Изменить размер шрифта - +
Поэтому, между прочим, в России была такая непростая типология дорог: были мощеные шоссе, а были и грунтовые, но благоустроенные почтовые тракты; извилистые, натоптанные крестьянскими телегами проселки и чуть намеченные, заросшие муравой полевые дороги. И были выработаны на Руси оригинальные способы мощения дорог – гати, лежневки и торцовые мостовые. Сырые участки гатились связками прутьев и жердями, а на совсем уже непроезжих болотах делались лежневки: укладывались вдоль трассы в два ряда толстые бревна, на них клались одно к другому, слегка врубаясь, поперечные бревна, составлявшие полотно дороги, а сверху вновь помещались два ряда бревен по краям, скрепляя лежневку. На таких «дорогах», и посейчас укладывающихся кое-где от лесосек, вылетали спицы из тележных колес, расходились ободья, ломались оси и дрожины и едва держалась в теле душа ездока. В городах же центральные улицы мостились деревянными торцами – чурбаками, обрезками бревен, иногда обтесывавшимися на шесть граней, а чаще остававшимися в кругляке. На песчаную постель (хорошо, если был поблизости песок) один к другому ставились просмоленные торцы, заливались сверху смолой и посыпались песком.
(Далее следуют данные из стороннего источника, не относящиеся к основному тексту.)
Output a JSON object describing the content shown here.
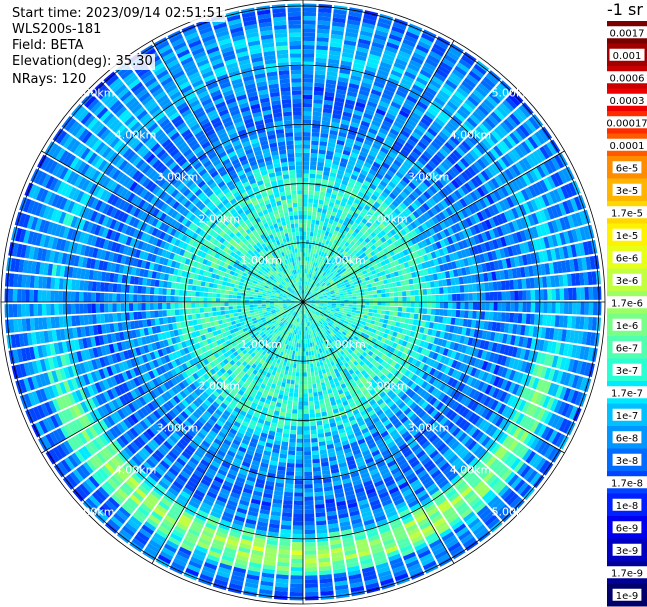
{
  "header": {
    "start_time": "Start time: 2023/09/14 02:51:51",
    "device": "WLS200s-181",
    "field": "Field: BETA",
    "elevation": "Elevation(deg): 35.30",
    "nrays": "NRays: 120"
  },
  "colorbar": {
    "unit": "-1 sr",
    "labels": [
      "0.0017",
      "0.001",
      "0.0006",
      "0.0003",
      "0.00017",
      "0.0001",
      "6e-5",
      "3e-5",
      "1.7e-5",
      "1e-5",
      "6e-6",
      "3e-6",
      "1.7e-6",
      "1e-6",
      "6e-7",
      "3e-7",
      "1.7e-7",
      "1e-7",
      "6e-8",
      "3e-8",
      "1.7e-8",
      "1e-8",
      "6e-9",
      "3e-9",
      "1.7e-9",
      "1e-9"
    ],
    "colors": [
      "#7a0000",
      "#a00000",
      "#c80000",
      "#ee0000",
      "#ff2a00",
      "#ff5a00",
      "#ff8c00",
      "#ffb400",
      "#ffd800",
      "#fff200",
      "#e8ff1a",
      "#c2ff3e",
      "#9cff64",
      "#78ff88",
      "#52ffae",
      "#2affd4",
      "#00eaff",
      "#00c0ff",
      "#0096ff",
      "#006cff",
      "#0044ff",
      "#0020ff",
      "#0000ee",
      "#0000c0",
      "#000096",
      "#00006c"
    ]
  },
  "chart_data": {
    "type": "heatmap",
    "projection": "polar",
    "field": "BETA",
    "nrays": 120,
    "range_rings_km": [
      1.0,
      2.0,
      3.0,
      4.0,
      5.0
    ],
    "ring_labels": [
      "1.00km",
      "2.00km",
      "3.00km",
      "4.00km",
      "5.00km"
    ],
    "max_range_km": 5.1,
    "spoke_angles_deg": [
      0,
      30,
      60,
      90,
      120,
      150
    ],
    "value_range": [
      1e-09,
      0.0017
    ],
    "scale": "log",
    "dominant_value_by_range_km": [
      [
        0.0,
        3e-07
      ],
      [
        2.0,
        3e-07
      ],
      [
        2.5,
        6e-08
      ],
      [
        3.5,
        3e-08
      ],
      [
        4.2,
        1e-07
      ],
      [
        5.0,
        3e-08
      ]
    ],
    "highlight": "enhanced band (~1e-6) around 4.3km range in the southern sector"
  }
}
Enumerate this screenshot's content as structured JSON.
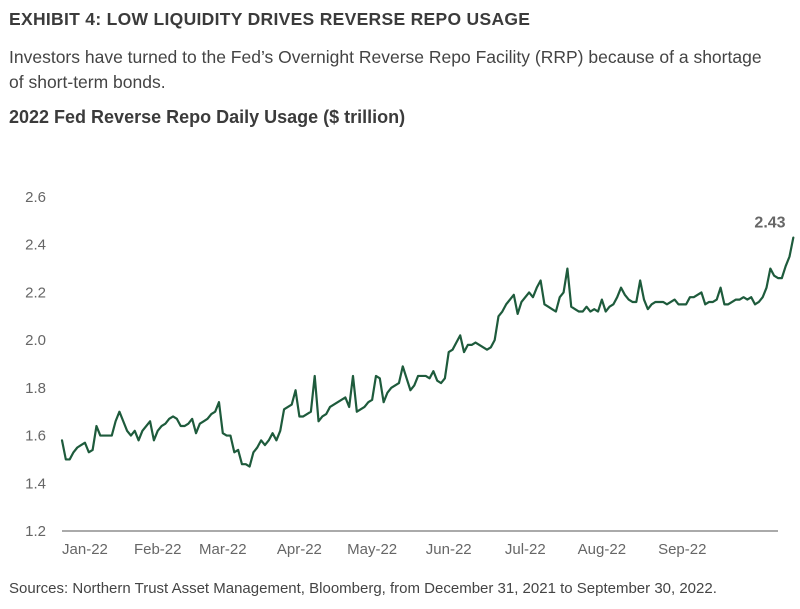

В первые месяцы такая мостовая была довольно гладкой, хотя и слегка погромыхивали на ней тележные колеса, а через год одни торцы оседали, другие перекашивались, третьи начинали выгнивать и выбивались железными шинами колес, так что, съезжая с «благоустроенной» улицы в переулок, где не было уже торцов, вздыхал седок с облегчением от всей души. А еще через год нужно было снова мостить улицу. Автору этой книги, выросшему в маленьком северном городке, пришлось поездить и по торцовой мостовой на главной улице, и по гатям и лежневкам в сырых вятских лесах, и впечатления от этих поездок, от того, как стучали зубы и бились кости об облучок телеги, до сих пор свежи в памяти…

Какое огромное терпение требовалось русскому мужику на этих бескрайних просторах, в темных сырых лесах, в безграничных степях, на этих, с позволения сказать, дорогах. Пока-то доберешься на лошадке до нужного места… Недаром столь протяжны и заунывны русские ямщицкие песни: «Не одна-то, да не одна во поле дороженька пролегала, ох да вот и пролегала… Частым ельничком-то все она-то, да и зарастала… Частым ельничком, да все березничком…».

В этих бескрайних, пустынных просторах, на этих дорогах в одиночку оставалось только – погибать. Да даже и дома, на скудной пашне, хлеба с которой хватало хорошо, если до Масляной, а то и до Васильева дня, выжить одному было трудно. Поэтому выработался с веками из русского человека коллективист, общинный, артельный мужик. А где община, артель, коллектив, там требуется все то же терпение и, если хотите, добродушие, умение смирять себя, терпеть чужой норов и снисходительно относиться к чужим ошибкам, думать не только о себе. Надежда была на взаимопомощь, а чтобы получить помощь, нужно уметь ее и оказывать. Конечно, своя рубашка ближе к телу и свои блохи больнее кусаются, да чтобы сохранить эту рубашку, нужно и о чужой шкуре подумать. А тяжелые работы, например, вязку плотов, в одиночку вообще не выполнишь, здесь нужна не просто взаимопомощь, но прямо-таки самоотверженность, и не сознательная даже, а инстинктивная, чтобы вовремя подхватить тяжесть, не дать ей рухнуть на товарища по работе.

В холодной, заметаемой метелями пустыне пропадешь. Поэтому терпение к чужому норову и добродушие вылилось в русском народе в отмечавшуюся современниками, особенно иностранцами, специфическую черту характера – гостеприимство. Эта черта была свойственна и крестьянину, и помещику. Но с помещиком еще понятно: отчего же не принять на несколько дней приехавшего за 30 верст гостя с женой, детьми, няньками, гувернерами, лакеями и кучерами и с десятком лошадей, если все свое и всего вдоволь. Крестьянин же, как мы увидим ниже, делился с путником последним куском хлеба, зная, что завтра придется самому идти «в кусочки».